La gestione in house dei rifiuti aumenterà il costo del servizio
di Massimo Greco
Una delle patologie più recenti che si registra nella gestione dei rifiuti, quale conseguenza dell’assenza di controlli esterni di cui abbiamo già parlato, è la pratica diffusa degli affidamenti in house del servizio di raccolta dei rifiuti da parte di quei Comuni che sono stati (paradossalmente) autorizzati dalla Regione a frammentare l’ambito territoriale ottimale in tanti piccoli ambiti di raccolta ottimale (!?). Gli affidamenti sono stati operati nei confronti di società a partecipazione pubblica comunale (anche congiunta) costituite per l’occasione e al solo scopo di scongiurare il ricorso al mercato concorrenziale. Come si sia potuto consentire l’affidamento in house di un importante servizio pubblico a rilevanza economica a contenitori sostanzialmente vuoti, perché sprovvisti di risorse strumentali, di risorse umane e di capacità operativa dimostrata, è una domanda che può trovare immediata risposta solo nell’assenza di adeguati controlli esterni e nel disinteresse degli operatori economici del settore che nulla hanno eccepito rispetto all’esautorarsi progressivo del loro mercato. Non ci risulta infatti alcun contenzioso pendente al TAR su ricorso di imprese private interessate a garantire una libera concorrenza per un servizio pubblico locale come quello della raccolta dei rifiuti. Ma se sulla seconda causa poco o nulla si può commentare trattandosi di interessi comunque riconducibili alla sfera privatistica e come tale discrezionale, è sulla prima causa che ci piace sottolinearne alcune anomalìe, cioè quella riconducibile alla sfera dell’interesse pubblico alla cui cura, almeno in teoria, dovrebbero essere preposte le Istituzioni. Infatti, è curioso il comportamento di alcuni Amministratori locali (legalizzato da una compiacente Regione) volto ad andare contro tendenza rispetto alle politiche di contenimento della spesa pubblica introdotte nell’ultimo decennio dalla legislazione statale e finalizzate ad eliminare l’esposizione degli enti locali al rischio imprenditoriale, limitandone l’attività all’esercizio delle funzioni di amministrazione attiva. La volontà del legislatore statale è stata quella di evitare che soggetti dotati di privilegi svolgano attività economica al di fuori dei casi nei quali ciò è imprescindibile per il perseguimento delle proprie finalità istituzionali, ovvero per la produzione di servizi di interesse generale…al fine di eliminare eventuali distorsioni della concorrenza.

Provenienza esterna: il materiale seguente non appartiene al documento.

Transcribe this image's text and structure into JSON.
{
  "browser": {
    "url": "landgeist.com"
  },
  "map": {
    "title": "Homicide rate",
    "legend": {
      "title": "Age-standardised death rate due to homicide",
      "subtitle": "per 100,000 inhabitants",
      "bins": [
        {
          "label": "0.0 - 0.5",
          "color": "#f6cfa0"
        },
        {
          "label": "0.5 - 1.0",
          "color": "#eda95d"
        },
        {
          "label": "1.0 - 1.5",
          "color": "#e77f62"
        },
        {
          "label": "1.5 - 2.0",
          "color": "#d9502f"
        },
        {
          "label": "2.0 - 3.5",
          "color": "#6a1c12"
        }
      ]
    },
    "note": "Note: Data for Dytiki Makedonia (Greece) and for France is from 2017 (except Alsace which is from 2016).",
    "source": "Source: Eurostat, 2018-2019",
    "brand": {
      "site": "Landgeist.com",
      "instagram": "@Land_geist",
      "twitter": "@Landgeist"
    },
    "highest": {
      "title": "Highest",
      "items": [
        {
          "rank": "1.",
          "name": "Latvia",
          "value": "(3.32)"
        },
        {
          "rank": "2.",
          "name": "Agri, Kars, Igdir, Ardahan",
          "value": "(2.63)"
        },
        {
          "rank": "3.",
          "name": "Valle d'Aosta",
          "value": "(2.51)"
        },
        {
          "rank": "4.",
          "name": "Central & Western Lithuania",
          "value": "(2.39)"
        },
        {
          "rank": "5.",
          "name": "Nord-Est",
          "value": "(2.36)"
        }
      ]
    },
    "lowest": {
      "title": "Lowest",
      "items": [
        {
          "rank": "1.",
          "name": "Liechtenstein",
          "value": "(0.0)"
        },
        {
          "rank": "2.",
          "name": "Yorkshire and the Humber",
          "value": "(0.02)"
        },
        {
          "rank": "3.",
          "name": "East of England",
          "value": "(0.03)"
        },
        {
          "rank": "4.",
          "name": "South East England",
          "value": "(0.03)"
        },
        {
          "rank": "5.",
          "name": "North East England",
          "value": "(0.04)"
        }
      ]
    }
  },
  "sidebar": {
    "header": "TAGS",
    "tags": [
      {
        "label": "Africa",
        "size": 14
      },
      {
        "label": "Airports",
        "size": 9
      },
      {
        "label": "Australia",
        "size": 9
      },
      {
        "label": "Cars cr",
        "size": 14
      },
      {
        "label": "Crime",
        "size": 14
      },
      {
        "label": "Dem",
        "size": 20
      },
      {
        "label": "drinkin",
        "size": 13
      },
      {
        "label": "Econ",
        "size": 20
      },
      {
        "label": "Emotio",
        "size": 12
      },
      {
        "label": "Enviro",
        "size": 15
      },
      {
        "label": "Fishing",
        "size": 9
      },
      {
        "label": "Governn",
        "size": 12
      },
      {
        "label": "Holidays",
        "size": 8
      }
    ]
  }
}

In tale nuovo contesto ordinamentale, l’orientamento più rigoroso della Corte dei Conti rende possibile la costituzione di nuove società a partecipazione pubblica per lo svolgimento di attività istituzionali dell’ente medesimo ma non per attività (soltanto) collegate ad attività istituzionali. Ed è proprio questo il caso delle società pubbliche recentemente costituite da numerosi Comuni siciliani per lo svolgimento di un servizio non strettamente connesso all’attività istituzionale dell’ente Comune. Peraltro, ove la contestata legge regionale del 2013 si dovesse interpretare nel senso di un’implicita attribuzione ai Comuni, singolarmente o in forma associata, della realizzazione e localizzazione degli impianti di smaltimento dei rifiuti, si porrebbe in contrasto con la normativa statale, violando da diversi punti di vista il principio di unicità verticale e orizzontale della gestione all’interno dell’ambito ottimale. A ciò va aggiunto l’inevitabile aumento complessivo del costo del servizio non solo per l’evidente impossibilità di raggiungere economie di scala in ambiti territoriali troppo piccoli per definirsi ottimali, ma per la necessità di remunerare l’avvenuto reclutamento di figure esterne ed aggiuntive rispetto alle risorse umane già esistenti: gli amministratori delegati.